Handbook: Technology Needs Assessment For Climate Change

Mar 1st, 2012 | By | Category: Advocacy, News, Publication, Renewable Energy, Solar Energy, Technologies, Wind energy

Climate change and the accompanying threat of ocean acidification from anthropogenic emissions of greenhouse gases (GHGs) are among the most daunting environmental problems in the world, posing major socioeconomic, technical and environmental challenges. According to the Intergovernmental Panel on Climate Change (IPCC), average global temperatures should not rise by more than 2oC above pre-industrialized levels as this is widely considered the maximum temperature increase to avoid irreversible damage to global climate and ecosystems. In its World Energy Outlook 2009 the International Energy Agency (IEA) recommends that in order to reach this goal, energy-related CO2 emissions need to peak globally by 2020 at 30.9 gigatonnes (Gt) and then decline to 26.4 Gt in 2030.

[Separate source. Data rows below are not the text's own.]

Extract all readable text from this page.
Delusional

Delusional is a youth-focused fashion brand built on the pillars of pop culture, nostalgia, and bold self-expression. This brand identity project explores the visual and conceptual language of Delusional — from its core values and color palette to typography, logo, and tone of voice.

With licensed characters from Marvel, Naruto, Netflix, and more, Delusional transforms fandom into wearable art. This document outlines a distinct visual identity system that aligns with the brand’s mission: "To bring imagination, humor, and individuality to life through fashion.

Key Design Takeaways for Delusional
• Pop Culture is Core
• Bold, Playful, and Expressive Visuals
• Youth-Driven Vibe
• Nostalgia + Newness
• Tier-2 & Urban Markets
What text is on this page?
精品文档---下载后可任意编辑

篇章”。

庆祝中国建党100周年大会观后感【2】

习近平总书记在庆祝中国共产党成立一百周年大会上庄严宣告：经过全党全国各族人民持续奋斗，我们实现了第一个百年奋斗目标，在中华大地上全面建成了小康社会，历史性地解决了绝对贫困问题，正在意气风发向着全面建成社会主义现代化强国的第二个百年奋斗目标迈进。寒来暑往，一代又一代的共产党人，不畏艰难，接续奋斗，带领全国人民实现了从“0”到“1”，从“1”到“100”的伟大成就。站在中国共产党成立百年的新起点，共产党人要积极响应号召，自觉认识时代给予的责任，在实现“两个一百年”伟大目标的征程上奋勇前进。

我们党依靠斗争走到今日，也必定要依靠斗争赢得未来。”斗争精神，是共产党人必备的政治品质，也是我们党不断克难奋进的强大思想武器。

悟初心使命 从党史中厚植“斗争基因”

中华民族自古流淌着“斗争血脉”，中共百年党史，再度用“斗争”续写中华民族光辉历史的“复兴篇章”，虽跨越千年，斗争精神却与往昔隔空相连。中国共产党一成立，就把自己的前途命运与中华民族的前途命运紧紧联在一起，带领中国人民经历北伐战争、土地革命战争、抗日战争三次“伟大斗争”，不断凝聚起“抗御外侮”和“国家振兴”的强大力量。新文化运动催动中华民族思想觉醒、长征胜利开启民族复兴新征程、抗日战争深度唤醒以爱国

Urgent efforts to reduce GHG emissions need to take place against the backdrop of a growing international energy demand. In the World Energy Outlook 2009, IEA estimates, based on government policies and measures enacted or adopted by mid- 2009, that in 2030 world primary energy demand will be 40% higher than in 2007. However, 90% of this increase is expected to take place in non-OECD countries. In addition, 77% of the worldwide energy demand increase will be based on using fossil fuels. At the same time, 1.3 billion people will still lack access to electricity in 2030.

The Expert Group on Technology Transfer (EGTT) estimates that the additional financing needs for dealing with the above energy and climate challenge span a range of USD 262–670 billion per year, which is around three to four times greater than the current global investment levels in energy technologies (EGTT, 2009a). Of this amount, USD 100 – 400 billion annually is needed in developing countries.

Mitigating GHG emissions is only one aspect of climate policy. Equally important will be the need to reduce countries’ vulnerability to climate change impacts, so that the sustainable livelihoods and ecosystem services on which people depend can be protected. This will require adaptation measures in order to increase countries’ resilience in areas like: health and social systems; agriculture; biodiversity and ecosystems; production systems and physical infrastructure, including the energy grid. A number of developing countries have already carried out assessments of adaptation measures needed. These can be used to inform other countries.

Within this overall development and climate policy context, a key step for countries is to select technologies that will enable them to achieve development equity and environmental sustainability, and to follow a low emissions and low vulnerability development path. This Handbook presents a flexible and systematic approach for that. In addition, the Handbook contains steps for identifying activities to accelerate the development and transfer of the priority technologies in the country concerned.

This updated Handbook addresses the increasing importance of technology issues on the agenda of negotiations on a future climate policy regime. For example, two of the five pillars in the Bali Plan of Action (Bali, December 2007) focus on enhanced actions on and provision of financial resources to enable technology development and transfer. At COP 14 (Poznań, December 2008) the Poznań Strategic Program on Technology Transfer was adopted as a step towards scaling up the level of investment in technology transfer in order to help developing countries address their needs for environmentally sound technologies. Finally, at COP 15 (Copenhagen, December 2009) the future establishment of a Technology Mechanism was suggested “…to accelerate technology development and transfer in support of action on adaptation and mitigation that will be guided by a country-driven approach and be based on national circumstances and priorities.”

In addition to facilitating technology needs assessments to produce portfolios of prioritized with priority technologies for mitigation and adaptation, this updated Handbook also establishes links to processes for formulating low emissions and low vulnerability strategies in developing countries (e.g., identification of nationally appropriate mitigation actions (NAMAs)). For instance, the Handbook explores how the development and transfer of prioritized technologies could be accelerated in a country and how this information could provide input in formulating strategies. With these links, the Handbook addresses recent developments during and after the negotiations at COP 15 in Copenhagen.

The EU, for example, has proposed a concept suggesting that developing countries prepare Low Carbon Growth Plans which describe nationally appropriate mitigation actions (NAMAs). Another example is the proposal submitted by Republic of Korea, suggesting that “… developed country Parties need to provide developing country Parties with a roadmap for low carbon development which includes appropriate policy tools and necessary support to enable them to pursue greenhouse gas emission reduction and economic development at the same time.”